Main outcome measures: Clinical outcomes; symptom-to-first-door time (time between symptom onset and arrival at first hospital); first-door-to-balloon time (time between arrival at the first hospital and inflation of the angioplasty balloon); compliance with Cardiac Society of Australia and New Zealand/National Heart Foundation of Australia (CSANZ/NHFA) guidelines for management of patients with STEMI.
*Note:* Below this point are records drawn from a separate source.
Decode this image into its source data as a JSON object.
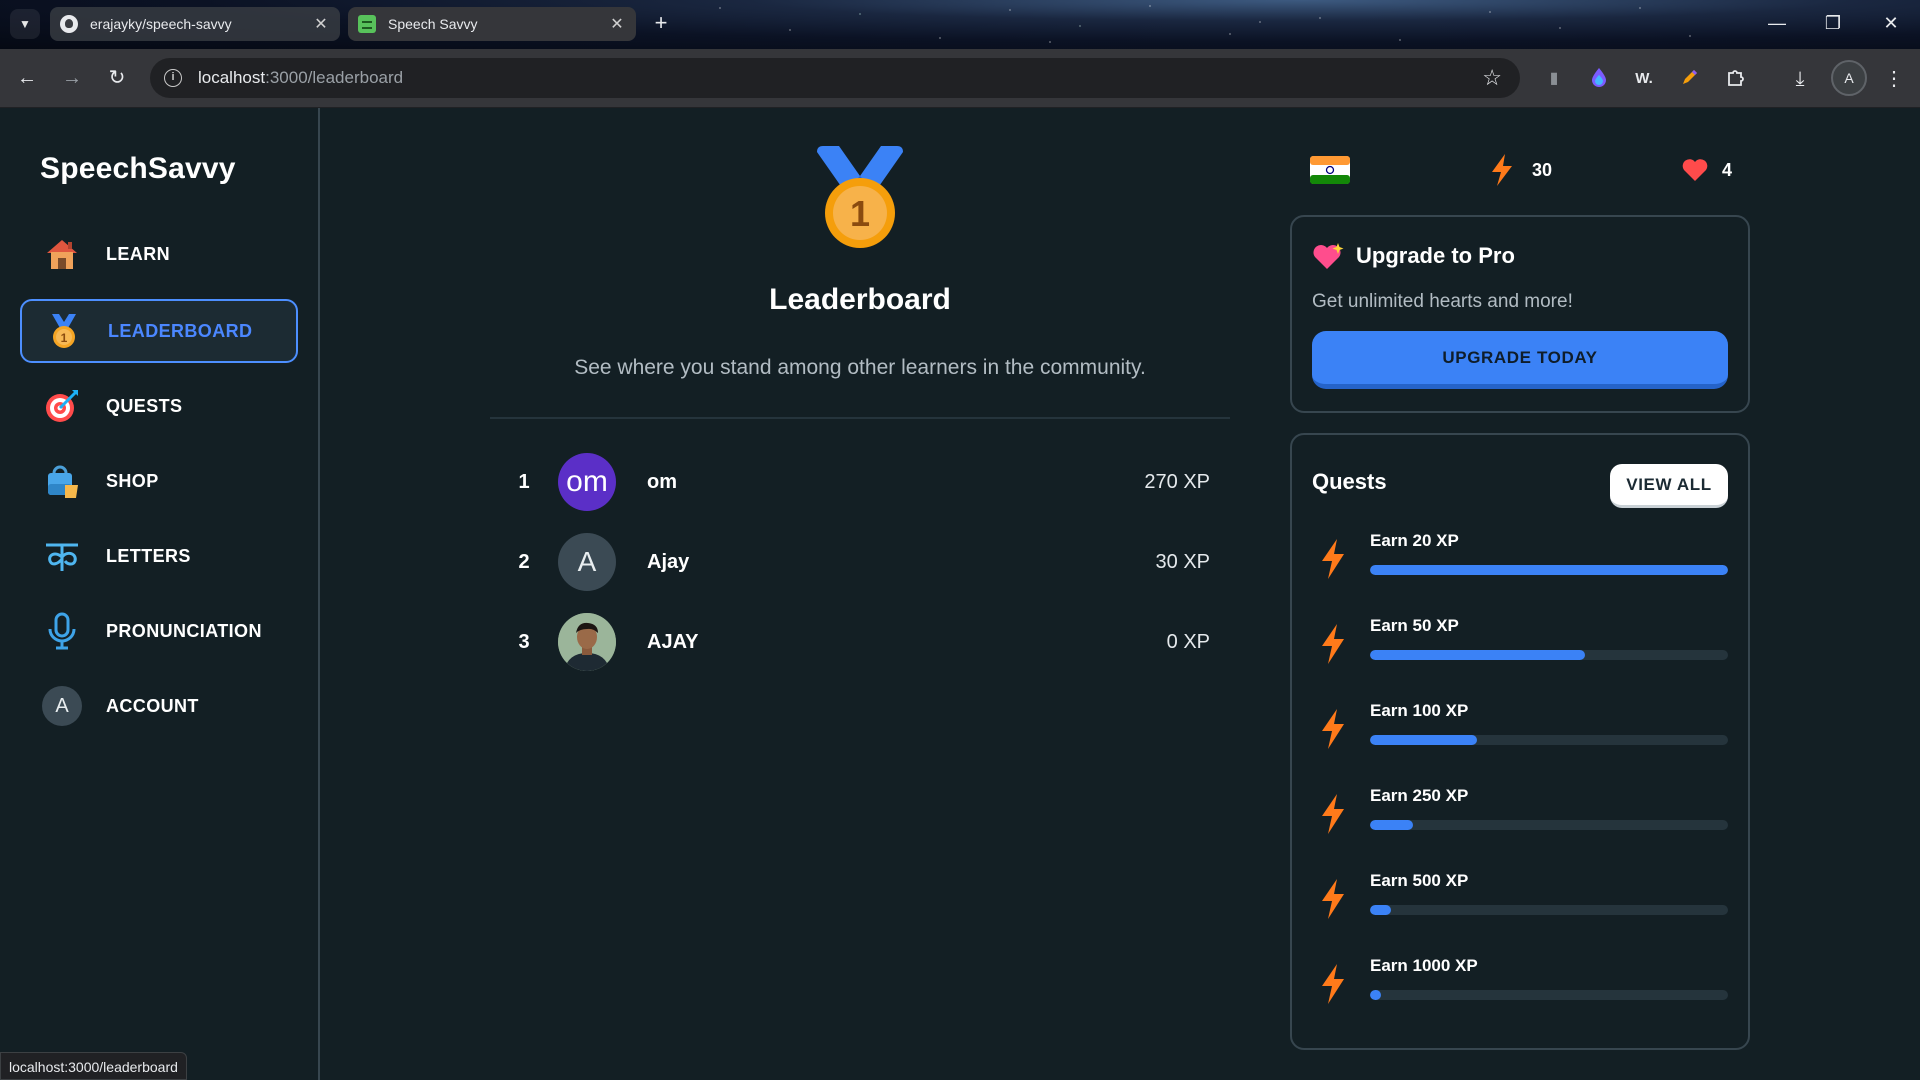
{
  "browser": {
    "tabs": [
      {
        "title": "erajayky/speech-savvy"
      },
      {
        "title": "Speech Savvy"
      }
    ],
    "url_host": "localhost",
    "url_rest": ":3000/leaderboard",
    "profile_initial": "A",
    "status_url": "localhost:3000/leaderboard"
  },
  "sidebar": {
    "brand": "SpeechSavvy",
    "items": [
      {
        "label": "LEARN",
        "icon": "house-icon"
      },
      {
        "label": "LEADERBOARD",
        "icon": "medal-icon",
        "active": true
      },
      {
        "label": "QUESTS",
        "icon": "target-icon"
      },
      {
        "label": "SHOP",
        "icon": "shopping-bag-icon"
      },
      {
        "label": "LETTERS",
        "icon": "devanagari-letter-icon"
      },
      {
        "label": "PRONUNCIATION",
        "icon": "microphone-icon"
      },
      {
        "label": "ACCOUNT",
        "icon": "account-avatar",
        "initial": "A"
      }
    ]
  },
  "leaderboard": {
    "medal_number": "1",
    "title": "Leaderboard",
    "subtitle": "See where you stand among other learners in the community.",
    "rows": [
      {
        "rank": "1",
        "avatar_text": "om",
        "name": "om",
        "xp": "270 XP"
      },
      {
        "rank": "2",
        "avatar_text": "A",
        "name": "Ajay",
        "xp": "30 XP"
      },
      {
        "rank": "3",
        "avatar_text": "",
        "name": "AJAY",
        "xp": "0 XP"
      }
    ]
  },
  "stats": {
    "language_flag": "india-flag-icon",
    "xp_points": "30",
    "hearts": "4"
  },
  "pro": {
    "title": "Upgrade to Pro",
    "subtitle": "Get unlimited hearts and more!",
    "button": "UPGRADE TODAY"
  },
  "quests": {
    "title": "Quests",
    "view_all": "VIEW ALL",
    "items": [
      {
        "label": "Earn 20 XP",
        "progress": 1.0
      },
      {
        "label": "Earn 50 XP",
        "progress": 0.6
      },
      {
        "label": "Earn 100 XP",
        "progress": 0.3
      },
      {
        "label": "Earn 250 XP",
        "progress": 0.12
      },
      {
        "label": "Earn 500 XP",
        "progress": 0.06
      },
      {
        "label": "Earn 1000 XP",
        "progress": 0.03
      }
    ]
  },
  "colors": {
    "accent": "#3b82f6",
    "background": "#131f24",
    "border": "#37464f",
    "om_avatar": "#5b2fc7",
    "a_avatar": "#3b4a54"
  }
}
Results: There were 598 patients in the BHH group and 189 in the SHIPEM group. The median first-door-to-balloon time was 89 minutes (interquartile range [IQR], 69–107 minutes) for BHH patients and 128 minutes (IQR, 104–157 minutes) for SHIPEM patients. These figures did not vary significantly over the 6 years of the registry. In the BHH group, 180 patients (30.1%) had a symptom-to-first-door time of ≤ 60 minutes, with 32 (17.8%) receiving PCI in ≤ 60 minutes. The corresponding figure for the SHIPEM group was 48 patients (25.4%), with 1 (2.1%) receiving PCI within 60 minutes. In the BHH group, 304 patients (50.8%) had a symptom-to-first-door time of 61–180 minutes, with 166 (54.6%) receiving PCI in ≤ 90 minutes. In the SHIPEM group, 50 patients (26.5%) had a symptom-to-first-door time of > 180 minutes, with 21 (42.0%) receiving PCI in ≤ 120 minutes.
Conclusion: Our study demonstrates that transfer for PCI is feasible and safe in selected patients, with outcomes comparable to those of patients presenting to a PCI-capable unit. However, the CSANZ/NHFA targets, predicated by symptom-to-first-door time, are not being met and have not improved over time, which suggests that strategies to improve symptom-to-first-door, first-door-to-balloon and transfer times need to be addressed.